La liste LUREL, bouclier qualité prix ou nom pompeux pour un panier spécial pauvres ?

Témoignages.re / 1er mars 2013

La liste d’une centaine de produits dont un certain nombre est spécialement confectionné, conditionné pour l’occasion (un peu comme les stocks spécial solde), obtenue après d’âpres négociations, est presque bouclée.

Le problème de la vie chère à La Réunion ne se résume pas à quelques produits sélectionnés par des producteurs et des distributeurs afin de minimiser l’impact de ce nouveau panier sur leurs marges (plutôt confortables), et tout cela sous le contrôle de représentants de l’État.

À La Réunion l’alimentaire représente 13% du total des dépenses, le logement 12%, le transport 14% et les dépenses hors consommation (dont impôts et emprunt) 24%. (source Insee ; TER).

Combien représentent ces 108 produits dans les 13% de la consommation alimentaire ? 10, 20, 30% ?
Au final, cette liste nouvelle ne concerne qu’une part infime de la consommation totale des ménages.

Les 10% (peut être !) de baisse (environ 35 euros) sont les bienvenus, car pour les familles les plus démunies chaque euro compte ; mais franchement avec des ½ poulet, ½ patte cochon, ½ barquette, etc., qui seront les gagnants au final ? Peut-être pas les consommateurs de la liste. Autant d’énergie dépensée pour ça !

Pendant ce temps tout augmente : impôts, transport, logement, et les autres produits alimentaires.

Pour Solidaires Réunion le sujet de la vie chère c’est avant tout :

- pour les marchandises importées (94%) : le coût du transport, l’octroi de mer et mécaniquement les marges plus ou moins abusives.

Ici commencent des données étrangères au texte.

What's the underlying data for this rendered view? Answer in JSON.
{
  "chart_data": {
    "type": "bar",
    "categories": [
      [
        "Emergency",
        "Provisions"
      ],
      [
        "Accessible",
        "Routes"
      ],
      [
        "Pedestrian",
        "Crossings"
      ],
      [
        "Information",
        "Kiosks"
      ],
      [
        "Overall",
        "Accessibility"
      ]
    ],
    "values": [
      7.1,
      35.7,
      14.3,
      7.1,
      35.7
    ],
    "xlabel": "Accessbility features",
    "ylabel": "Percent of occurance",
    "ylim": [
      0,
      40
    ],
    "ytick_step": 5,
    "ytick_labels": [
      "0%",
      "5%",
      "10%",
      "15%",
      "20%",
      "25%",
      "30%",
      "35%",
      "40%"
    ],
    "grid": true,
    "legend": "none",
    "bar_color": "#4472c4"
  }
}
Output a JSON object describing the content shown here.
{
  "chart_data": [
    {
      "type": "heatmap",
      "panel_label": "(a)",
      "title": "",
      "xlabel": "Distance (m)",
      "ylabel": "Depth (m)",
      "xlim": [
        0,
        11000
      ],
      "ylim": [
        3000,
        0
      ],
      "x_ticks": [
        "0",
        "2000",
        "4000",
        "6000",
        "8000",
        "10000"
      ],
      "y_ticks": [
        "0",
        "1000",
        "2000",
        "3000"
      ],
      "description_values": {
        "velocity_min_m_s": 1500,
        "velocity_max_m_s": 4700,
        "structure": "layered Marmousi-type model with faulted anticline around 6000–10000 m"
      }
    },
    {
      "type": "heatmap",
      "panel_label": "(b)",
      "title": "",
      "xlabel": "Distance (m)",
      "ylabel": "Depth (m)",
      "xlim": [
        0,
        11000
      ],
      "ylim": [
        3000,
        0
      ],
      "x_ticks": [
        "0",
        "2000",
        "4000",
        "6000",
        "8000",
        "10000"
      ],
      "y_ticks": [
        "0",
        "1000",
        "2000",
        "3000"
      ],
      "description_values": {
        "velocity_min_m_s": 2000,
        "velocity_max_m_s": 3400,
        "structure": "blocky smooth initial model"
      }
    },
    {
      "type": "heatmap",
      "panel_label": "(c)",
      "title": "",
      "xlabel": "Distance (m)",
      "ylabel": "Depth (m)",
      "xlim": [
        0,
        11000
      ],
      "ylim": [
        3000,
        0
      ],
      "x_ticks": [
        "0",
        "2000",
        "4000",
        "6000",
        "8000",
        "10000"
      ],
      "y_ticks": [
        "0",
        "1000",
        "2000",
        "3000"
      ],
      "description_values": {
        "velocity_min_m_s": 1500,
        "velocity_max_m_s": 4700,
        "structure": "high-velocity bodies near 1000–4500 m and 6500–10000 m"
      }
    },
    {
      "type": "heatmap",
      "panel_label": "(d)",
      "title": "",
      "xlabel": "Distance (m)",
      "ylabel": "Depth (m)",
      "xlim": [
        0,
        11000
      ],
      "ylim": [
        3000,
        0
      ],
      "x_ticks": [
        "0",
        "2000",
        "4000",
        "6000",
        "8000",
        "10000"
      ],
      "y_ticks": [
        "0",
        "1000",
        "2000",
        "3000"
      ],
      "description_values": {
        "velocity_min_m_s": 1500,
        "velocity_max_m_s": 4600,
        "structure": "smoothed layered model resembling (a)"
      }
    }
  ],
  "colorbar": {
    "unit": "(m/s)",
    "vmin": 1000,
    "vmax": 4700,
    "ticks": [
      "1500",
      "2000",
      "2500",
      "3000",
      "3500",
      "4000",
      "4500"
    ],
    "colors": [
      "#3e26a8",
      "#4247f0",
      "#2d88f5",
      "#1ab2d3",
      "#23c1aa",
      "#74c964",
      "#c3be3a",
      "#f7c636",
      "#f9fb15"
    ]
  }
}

- Pour les services : des marges abusives, car il n’y a pas de frais de transport ni d’octroi de mer et les taux de TVA sont plus faibles que dans l’hexagone.

Avec 70% des importations qui proviennent d’Europe (dont 56% de France métropolitaine) le vrai traitement de la vie chère passe par la résorption de la problématique de l’éloignement et en particulier de la continuité territoriale pour les biens et les personnes. (source INSEE)

Le développement de la production locale est à coup sûr une réelle alternative au chômage, mais est-ce bien dans l’intérêt de tout le monde et nos décideurs (locaux notamment) ont-ils réellement la volonté de le faire en remettant en cause les rentes de situation trop bien établies ?

PS : l’immobilisme constaté après le grand débat sur le carburant n’a pas incité Solidaires à participer aux travaux concernant le bouclier qualité prix, d’autant plus que des listes COSPAR, Solidaires, etc. existent déjà.